As a certified cyberidiot, I ended up witlessly last night as a SMSer, when I was just trying to track down my hero Bill Siemering who gave me my first freelance gigs at WHYY-FM. He had sort of disappeared, so I Googled about, discovering he had been preaching local media as a cultural missionary in—Africa and Mongolia! (More of that later.)
I started my daily swipe at the Poynton state of journalism and discovered that Ken Auletta, the New Yorker media savant, had just commented on the USC study that the daily press would disappear in five years! It prodded me to put on the media history hat I had first worn as Gilbert Seldes’ Annenberg gofer as an assistant professor teaching media history at Penn.
So here goes! My media history was a souped up take on “From Cave Painting to Comic Strip”. I emphasized the McLuhan rule that newer media have always threatened the status quo ever since our ancestors discovered that the new medium language was more effective than billy clubs in settling arguments. And in the 1920’s radio threatened print media and in the 1950’s, TV threatened radio. Only the pace had picked up. It was the way our media worlds worked.
Then a funny thing happened. I realized that my doctoral dissertation ,”John Fiske as ‘American Scholar’: The Testing of An Native American Tradition”, namely, Ralph Waldo Emerson’s Phi Beta Kappa oration of 1836! I had written this interpretation with the Doctoral Committee’s gun to my head. I had asked for permission to write on Marshall McLuhan’s new ideas. But in 1951 these fresh angles on communication only elicited a negative “Huh?” from these old fogies! So I complied and filed in the atic when it was accepted in 1957. Until last week when I read the last chapter for the first time in 54 years. And it made great sense.
Fiske was a very, very bright Harvard student, but he made the tactical mistake of noisily reading Herbert Spencer and Charles Darwin as his No vote to required Sunday Chapel. The still theological brass noticed his apostasy and blacklisted him for the professorial job he would have been great at. And his family had no income he could fall back on. So he created a new kind of career that eventually did him in, physically: he traveled transcontinentally on the new medium of dependable rail as a roving lecturer, eventually publishing his talks about the newly invented genre of American History in popular books. It was a tough go, but he made do by innovating.

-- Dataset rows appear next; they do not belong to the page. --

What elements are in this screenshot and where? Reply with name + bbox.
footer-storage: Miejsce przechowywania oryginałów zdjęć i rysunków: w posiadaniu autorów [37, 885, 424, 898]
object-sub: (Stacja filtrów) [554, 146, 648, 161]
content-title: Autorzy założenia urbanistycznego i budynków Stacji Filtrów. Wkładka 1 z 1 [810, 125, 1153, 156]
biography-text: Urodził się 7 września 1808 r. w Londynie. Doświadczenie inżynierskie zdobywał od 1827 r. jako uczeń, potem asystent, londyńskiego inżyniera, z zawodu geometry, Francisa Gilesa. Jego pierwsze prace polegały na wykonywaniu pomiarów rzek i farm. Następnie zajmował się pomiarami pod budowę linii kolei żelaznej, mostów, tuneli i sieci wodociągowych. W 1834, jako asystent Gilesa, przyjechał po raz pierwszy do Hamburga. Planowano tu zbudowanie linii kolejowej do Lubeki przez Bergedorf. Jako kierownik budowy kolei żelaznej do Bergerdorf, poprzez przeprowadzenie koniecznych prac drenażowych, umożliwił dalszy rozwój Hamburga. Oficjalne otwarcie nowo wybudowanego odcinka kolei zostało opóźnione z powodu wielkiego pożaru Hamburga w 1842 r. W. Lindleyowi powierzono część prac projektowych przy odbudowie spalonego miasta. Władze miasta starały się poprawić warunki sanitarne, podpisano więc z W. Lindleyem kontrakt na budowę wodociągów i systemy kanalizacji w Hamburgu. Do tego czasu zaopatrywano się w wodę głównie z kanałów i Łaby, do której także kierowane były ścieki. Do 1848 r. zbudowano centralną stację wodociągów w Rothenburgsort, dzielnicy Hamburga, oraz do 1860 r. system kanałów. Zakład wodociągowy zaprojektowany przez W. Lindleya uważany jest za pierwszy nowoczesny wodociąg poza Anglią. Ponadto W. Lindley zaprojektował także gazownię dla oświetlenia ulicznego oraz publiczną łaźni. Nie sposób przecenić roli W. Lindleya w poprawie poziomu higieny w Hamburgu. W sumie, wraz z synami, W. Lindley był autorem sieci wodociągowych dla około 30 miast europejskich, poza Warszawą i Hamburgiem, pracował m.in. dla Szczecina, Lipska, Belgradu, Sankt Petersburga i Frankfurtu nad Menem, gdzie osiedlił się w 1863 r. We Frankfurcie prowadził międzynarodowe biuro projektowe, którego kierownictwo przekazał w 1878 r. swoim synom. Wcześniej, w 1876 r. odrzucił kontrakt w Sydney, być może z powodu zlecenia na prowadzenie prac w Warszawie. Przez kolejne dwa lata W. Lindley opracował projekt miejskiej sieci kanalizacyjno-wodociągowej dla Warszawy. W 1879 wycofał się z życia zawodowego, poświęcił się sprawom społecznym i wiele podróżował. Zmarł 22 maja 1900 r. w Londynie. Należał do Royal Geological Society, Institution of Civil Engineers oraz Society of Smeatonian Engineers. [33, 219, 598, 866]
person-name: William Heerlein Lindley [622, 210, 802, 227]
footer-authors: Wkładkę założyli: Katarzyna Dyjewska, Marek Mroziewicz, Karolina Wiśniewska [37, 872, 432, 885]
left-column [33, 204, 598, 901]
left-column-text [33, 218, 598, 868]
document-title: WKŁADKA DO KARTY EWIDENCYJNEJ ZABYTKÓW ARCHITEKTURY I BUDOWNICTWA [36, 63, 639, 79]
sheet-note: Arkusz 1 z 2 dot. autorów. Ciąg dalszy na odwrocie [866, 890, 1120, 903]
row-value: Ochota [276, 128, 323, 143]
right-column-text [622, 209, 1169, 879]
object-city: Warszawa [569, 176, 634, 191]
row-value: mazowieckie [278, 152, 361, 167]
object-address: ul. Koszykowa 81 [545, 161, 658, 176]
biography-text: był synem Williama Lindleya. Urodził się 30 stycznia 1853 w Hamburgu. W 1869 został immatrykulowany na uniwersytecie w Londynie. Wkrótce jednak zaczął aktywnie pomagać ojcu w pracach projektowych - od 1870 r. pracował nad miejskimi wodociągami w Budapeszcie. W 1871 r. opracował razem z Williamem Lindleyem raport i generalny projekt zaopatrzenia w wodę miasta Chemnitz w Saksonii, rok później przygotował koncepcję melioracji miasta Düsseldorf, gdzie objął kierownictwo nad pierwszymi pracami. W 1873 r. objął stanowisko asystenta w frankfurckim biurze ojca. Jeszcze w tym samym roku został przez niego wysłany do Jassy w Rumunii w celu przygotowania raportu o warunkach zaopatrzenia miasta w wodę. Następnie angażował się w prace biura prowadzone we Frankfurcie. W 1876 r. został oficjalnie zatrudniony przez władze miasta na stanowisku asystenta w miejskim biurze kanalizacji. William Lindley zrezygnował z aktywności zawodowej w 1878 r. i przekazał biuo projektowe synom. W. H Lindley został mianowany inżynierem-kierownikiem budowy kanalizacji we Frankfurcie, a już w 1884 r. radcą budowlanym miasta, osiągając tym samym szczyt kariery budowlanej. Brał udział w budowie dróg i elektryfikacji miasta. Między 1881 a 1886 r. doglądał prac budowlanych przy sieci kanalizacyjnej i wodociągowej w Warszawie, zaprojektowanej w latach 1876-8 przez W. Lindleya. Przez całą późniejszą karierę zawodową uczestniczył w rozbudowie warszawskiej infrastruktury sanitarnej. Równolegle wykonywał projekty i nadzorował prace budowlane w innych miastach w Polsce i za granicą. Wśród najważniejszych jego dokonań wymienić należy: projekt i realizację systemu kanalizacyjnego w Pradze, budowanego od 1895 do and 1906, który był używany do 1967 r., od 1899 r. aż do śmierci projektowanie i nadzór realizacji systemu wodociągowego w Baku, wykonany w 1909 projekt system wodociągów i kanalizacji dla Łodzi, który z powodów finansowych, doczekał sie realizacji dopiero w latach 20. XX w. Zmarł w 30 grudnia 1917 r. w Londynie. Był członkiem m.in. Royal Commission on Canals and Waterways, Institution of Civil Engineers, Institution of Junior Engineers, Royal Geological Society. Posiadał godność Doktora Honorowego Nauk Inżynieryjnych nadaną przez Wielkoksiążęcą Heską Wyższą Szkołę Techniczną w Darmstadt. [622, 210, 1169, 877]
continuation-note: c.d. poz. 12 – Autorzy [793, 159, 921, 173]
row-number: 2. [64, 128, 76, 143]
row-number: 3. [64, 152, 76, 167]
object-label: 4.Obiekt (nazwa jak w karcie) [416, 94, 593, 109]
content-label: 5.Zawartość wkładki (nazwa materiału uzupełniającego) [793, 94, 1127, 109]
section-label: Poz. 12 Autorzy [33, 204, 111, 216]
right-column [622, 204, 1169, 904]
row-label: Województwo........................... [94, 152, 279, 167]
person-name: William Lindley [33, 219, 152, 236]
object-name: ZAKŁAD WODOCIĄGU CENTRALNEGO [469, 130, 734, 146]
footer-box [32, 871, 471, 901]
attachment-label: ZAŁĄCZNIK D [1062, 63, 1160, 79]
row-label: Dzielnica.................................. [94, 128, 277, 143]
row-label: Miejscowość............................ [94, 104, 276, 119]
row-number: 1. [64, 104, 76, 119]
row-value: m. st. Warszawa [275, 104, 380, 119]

Alternative weeklies like the revered “Welcomat” could and should batten on the leisure-oriented ads of failed dailies. They should also maximize circulation by at first free copies at local high schools and colleges, generating student interest with accessible disputations on the discrete conditions that threaten the effectiveness of mass education. As the vagaries of unemployment become more and more threatening, free media can sponsor analytic discourse on related problems. Some of the money that businesses invest in bespoken institutes and paid for representatives could support more honest investigations as the Gates and Buffets of the ruling classes defect from the crudest Cashocracy.

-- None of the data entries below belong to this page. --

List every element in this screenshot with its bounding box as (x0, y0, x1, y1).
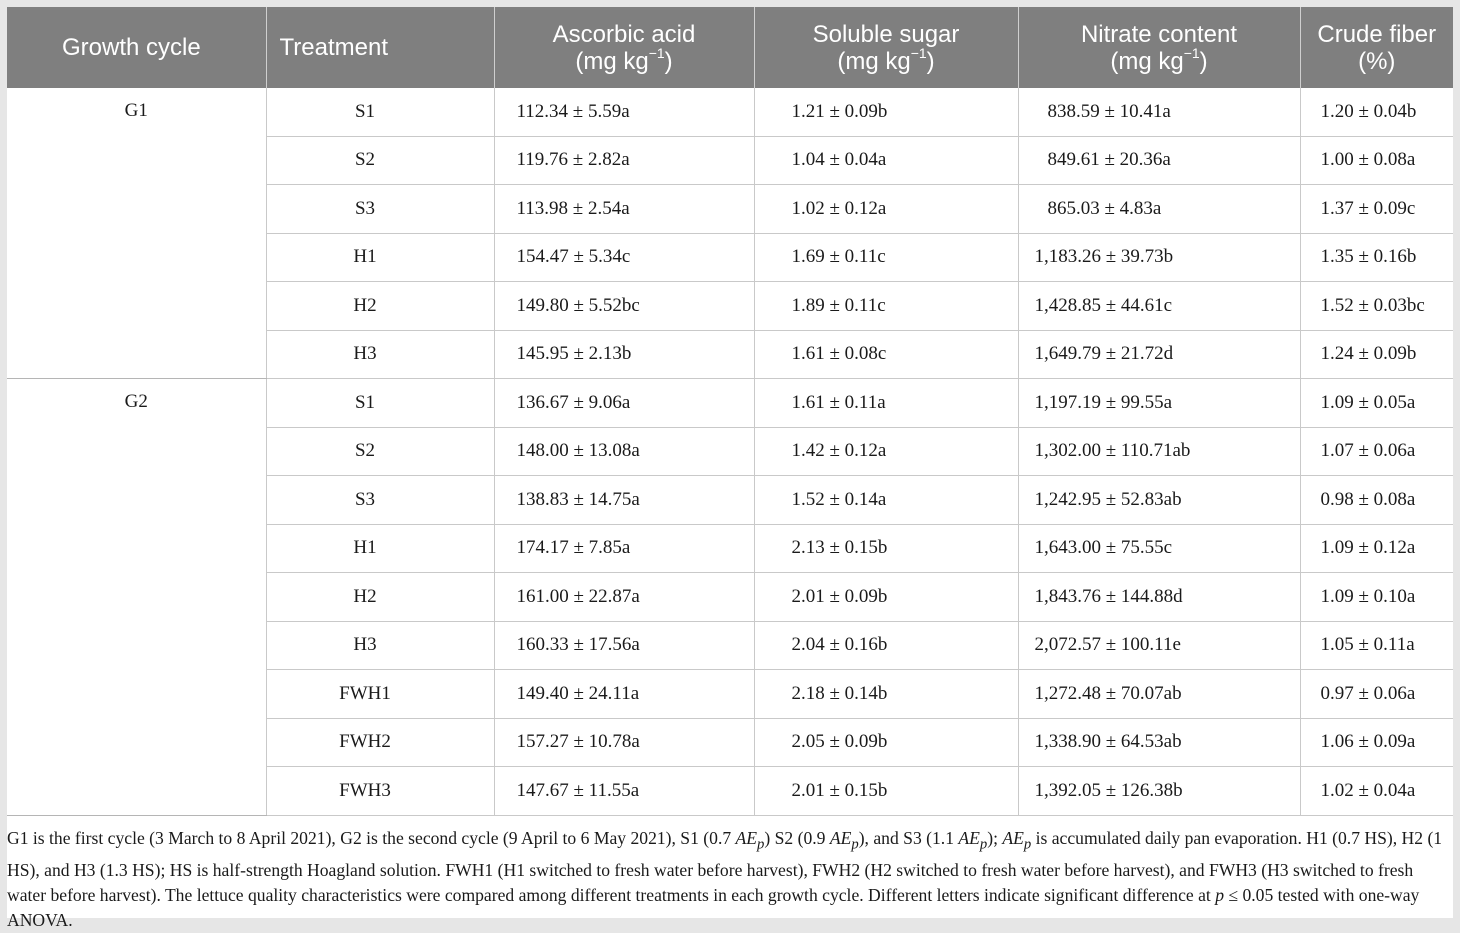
crude-fiber-cell: 0.98 ± 0.08a (1300, 476, 1453, 525)
header-nitrate-title: Nitrate content (1080, 20, 1238, 48)
soluble-sugar-cell: 2.01 ± 0.15b (754, 767, 1018, 816)
footnote-text: ≤ 0.05 tested with one-way ANOVA. (7, 884, 1420, 930)
ascorbic-acid-cell: 112.34 ± 5.59a (494, 88, 754, 136)
table-row (7, 379, 1453, 428)
footnote-subscript: p (1023, 836, 1032, 853)
ascorbic-acid-cell: 157.27 ± 10.78a (494, 718, 754, 767)
unit-text: (mg kg (1110, 47, 1184, 75)
unit-text: (mg kg (575, 47, 649, 75)
crude-fiber-cell: 1.37 ± 0.09c (1300, 185, 1453, 234)
soluble-sugar-cell: 1.04 ± 0.04a (754, 136, 1018, 185)
table-row (7, 88, 1453, 136)
nitrate-content-cell: 1,649.79 ± 21.72d (1018, 330, 1300, 379)
soluble-sugar-cell: 2.05 ± 0.09b (754, 718, 1018, 767)
ascorbic-acid-cell: 113.98 ± 2.54a (494, 185, 754, 234)
soluble-sugar-cell: 2.01 ± 0.09b (754, 573, 1018, 622)
ascorbic-acid-cell: 149.40 ± 24.11a (494, 670, 754, 719)
treatment-cell: H3 (266, 621, 494, 670)
nitrate-content-cell: 1,272.48 ± 70.07ab (1018, 670, 1300, 719)
footnote-text: ) S2 (0.9 (764, 828, 830, 848)
header-sugar-unit (837, 44, 935, 75)
soluble-sugar-cell: 1.61 ± 0.08c (754, 330, 1018, 379)
soluble-sugar-cell: 2.18 ± 0.14b (754, 670, 1018, 719)
ascorbic-acid-cell: 149.80 ± 5.52bc (494, 282, 754, 331)
crude-fiber-cell: 0.97 ± 0.06a (1300, 670, 1453, 719)
nitrate-content-cell: 1,338.90 ± 64.53ab (1018, 718, 1300, 767)
crude-fiber-cell: 1.00 ± 0.08a (1300, 136, 1453, 185)
footnote-text: ); (987, 828, 1003, 848)
crude-fiber-cell: 1.09 ± 0.12a (1300, 524, 1453, 573)
treatment-cell: S1 (266, 379, 494, 428)
soluble-sugar-cell: 1.69 ± 0.11c (754, 233, 1018, 282)
unit-exponent: −1 (910, 44, 927, 61)
table-body (7, 88, 1453, 815)
footnote-symbol: p (1215, 884, 1225, 905)
footnote-subscript: p (757, 836, 765, 853)
ascorbic-acid-cell: 161.00 ± 22.87a (494, 573, 754, 622)
footnote-subscript: p (979, 836, 988, 853)
header-fiber-unit: (%) (1358, 47, 1396, 75)
ascorbic-acid-cell: 174.17 ± 7.85a (494, 524, 754, 573)
ascorbic-acid-cell: 154.47 ± 5.34c (494, 233, 754, 282)
footnote-symbol: AE (829, 828, 852, 848)
ascorbic-acid-cell: 119.76 ± 2.82a (494, 136, 754, 185)
soluble-sugar-cell: 1.52 ± 0.14a (754, 476, 1018, 525)
nitrate-content-cell: 1,643.00 ± 75.55c (1018, 524, 1300, 573)
nitrate-content-cell: 849.61 ± 20.36a (1018, 136, 1300, 185)
treatment-cell: S2 (266, 136, 494, 185)
footnote-symbol: AE (958, 828, 980, 848)
nitrate-content-cell: 1,197.19 ± 99.55a (1018, 379, 1300, 428)
data-table (7, 7, 1453, 816)
unit-close: ) (926, 47, 935, 75)
crude-fiber-cell: 1.09 ± 0.10a (1300, 573, 1453, 622)
unit-text: (mg kg (837, 47, 911, 75)
footnote-text: is accumulated daily pan evaporation. H1 (0.7 HS), H2 (1 HS), and H3 (1.3 HS); HS is half-strength Hoagland solution. FWH1 (H1 switched to fresh water before harvest), FWH2 (H2 switched to fresh water before harvest), and FWH3 (H3 switched to fresh water before harvest). The lettuce quality characteristics were compared among different treatments in each growth cycle. Different letters indicate significant difference at (7, 828, 1443, 905)
footnote-symbol: AE (1002, 828, 1024, 848)
treatment-cell: S3 (266, 185, 494, 234)
header-ascorbic-title: Ascorbic acid (552, 20, 696, 48)
treatment-cell: FWH3 (266, 767, 494, 816)
soluble-sugar-cell: 2.04 ± 0.16b (754, 621, 1018, 670)
nitrate-content-cell: 2,072.57 ± 100.11e (1018, 621, 1300, 670)
crude-fiber-cell: 1.05 ± 0.11a (1300, 621, 1453, 670)
nitrate-content-cell: 865.03 ± 4.83a (1018, 185, 1300, 234)
treatment-cell: S1 (266, 88, 494, 136)
nitrate-content-cell: 1,392.05 ± 126.38b (1018, 767, 1300, 816)
footnote-text: ), and S3 (1.1 (858, 828, 959, 848)
header-nitrate-unit (1110, 44, 1208, 75)
ascorbic-acid-cell: 136.67 ± 9.06a (494, 379, 754, 428)
ascorbic-acid-cell: 138.83 ± 14.75a (494, 476, 754, 525)
treatment-cell: S2 (266, 427, 494, 476)
footnote-symbol: AE (735, 828, 758, 848)
header-fiber-title: Crude fiber (1317, 20, 1437, 48)
header-treatment: Treatment (266, 7, 494, 88)
ascorbic-acid-cell: 145.95 ± 2.13b (494, 330, 754, 379)
ascorbic-acid-cell: 160.33 ± 17.56a (494, 621, 754, 670)
treatment-cell: H1 (266, 524, 494, 573)
nitrate-content-cell: 838.59 ± 10.41a (1018, 88, 1300, 136)
header-ascorbic-acid (494, 7, 754, 88)
soluble-sugar-cell: 1.02 ± 0.12a (754, 185, 1018, 234)
nitrate-content-cell: 1,183.26 ± 39.73b (1018, 233, 1300, 282)
header-growth-cycle: Growth cycle (7, 7, 266, 88)
footnote-text: G1 is the first cycle (3 March to 8 April 2021), G2 is the second cycle (9 April to 6 May 2021), S1 (0.7 (7, 828, 736, 848)
treatment-cell: FWH2 (266, 718, 494, 767)
ascorbic-acid-cell: 148.00 ± 13.08a (494, 427, 754, 476)
treatment-cell: H3 (266, 330, 494, 379)
footnote-subscript: p (851, 836, 859, 853)
crude-fiber-cell: 1.02 ± 0.04a (1300, 767, 1453, 816)
header-ascorbic-unit (575, 44, 673, 75)
crude-fiber-cell: 1.07 ± 0.06a (1300, 427, 1453, 476)
unit-close: ) (664, 47, 673, 75)
ascorbic-acid-cell: 147.67 ± 11.55a (494, 767, 754, 816)
nitrate-content-cell: 1,843.76 ± 144.88d (1018, 573, 1300, 622)
treatment-cell: H2 (266, 282, 494, 331)
nitrate-content-cell: 1,302.00 ± 110.71ab (1018, 427, 1300, 476)
header-sugar-title: Soluble sugar (812, 20, 960, 48)
table-frame (7, 7, 1453, 930)
treatment-cell: S3 (266, 476, 494, 525)
nitrate-content-cell: 1,242.95 ± 52.83ab (1018, 476, 1300, 525)
growth-cycle-cell: G1 (7, 88, 266, 379)
unit-close: ) (1199, 47, 1208, 75)
soluble-sugar-cell: 1.89 ± 0.11c (754, 282, 1018, 331)
soluble-sugar-cell: 1.61 ± 0.11a (754, 379, 1018, 428)
treatment-cell: H2 (266, 573, 494, 622)
header-soluble-sugar (754, 7, 1018, 88)
treatment-cell: FWH1 (266, 670, 494, 719)
crude-fiber-cell: 1.24 ± 0.09b (1300, 330, 1453, 379)
crude-fiber-cell: 1.52 ± 0.03bc (1300, 282, 1453, 331)
nitrate-content-cell: 1,428.85 ± 44.61c (1018, 282, 1300, 331)
unit-exponent: −1 (648, 44, 665, 61)
crude-fiber-cell: 1.06 ± 0.09a (1300, 718, 1453, 767)
crude-fiber-cell: 1.20 ± 0.04b (1300, 88, 1453, 136)
growth-cycle-cell: G2 (7, 379, 266, 816)
crude-fiber-cell: 1.09 ± 0.05a (1300, 379, 1453, 428)
header-nitrate-content (1018, 7, 1300, 88)
table-header (7, 7, 1453, 88)
soluble-sugar-cell: 1.21 ± 0.09b (754, 88, 1018, 136)
table-footnote (7, 820, 1453, 933)
header-crude-fiber (1300, 7, 1453, 88)
soluble-sugar-cell: 2.13 ± 0.15b (754, 524, 1018, 573)
treatment-cell: H1 (266, 233, 494, 282)
soluble-sugar-cell: 1.42 ± 0.12a (754, 427, 1018, 476)
unit-exponent: −1 (1183, 44, 1200, 61)
crude-fiber-cell: 1.35 ± 0.16b (1300, 233, 1453, 282)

At Annenberg we had an evening lecture series featuring media policymakers explaining their problems and decisions to a required audience of graduate students. The trouble often was professors sucking up to media brass rather than asking usefully tough questions. And I’ll never forget the first class complaining to me ,one by one in conference at graduation time about the paradox that sponsor Annenberg ran the worst TV and daily in town. The answer to that is tough: more taxes and less phoney charity.
And of course our public schools need a thorough introduction to the slippery new institutions of mass culture. When I outlined such a course at the Daedalus Conference in the Poconos (1959) as I had devised as a Carnegie postdoctoral fellow at Penn, the poet Randell Jarrell literally ended the conference by booming the inanities of “You’re the man of the Future, Mr. Hazard, and I’m glad I won’t be there.”
Well, he wasn’t, committing suicide some years later in South Carolina. That saddened me twice, since I relished teaching his poems. The Upper Westside New Yorkers there got off on such dumb inanities. Norman Podhoretz led the pack, mocking the promising young TV writers like Paddy Chayefsky and Gore Vidal as ”kitchen sink dramatists”. (Perhaps, but more intellectual than such “plugged toilet” critics.)
I believe more and more, from my experiences inside and outside Academe, that the copycat humanists who unthinkingly repeated each other’s un-truisms about the mass culture they judged inferior to their middlebrow nonentities are responsible for its slow and erratic maturing. These parvenus, we mustn’t forget, were scrabbling out of Brooklyn and the Lower East Side. We should empathize at their pain, but ensure that the next generation of humanists are not disgracefully off target.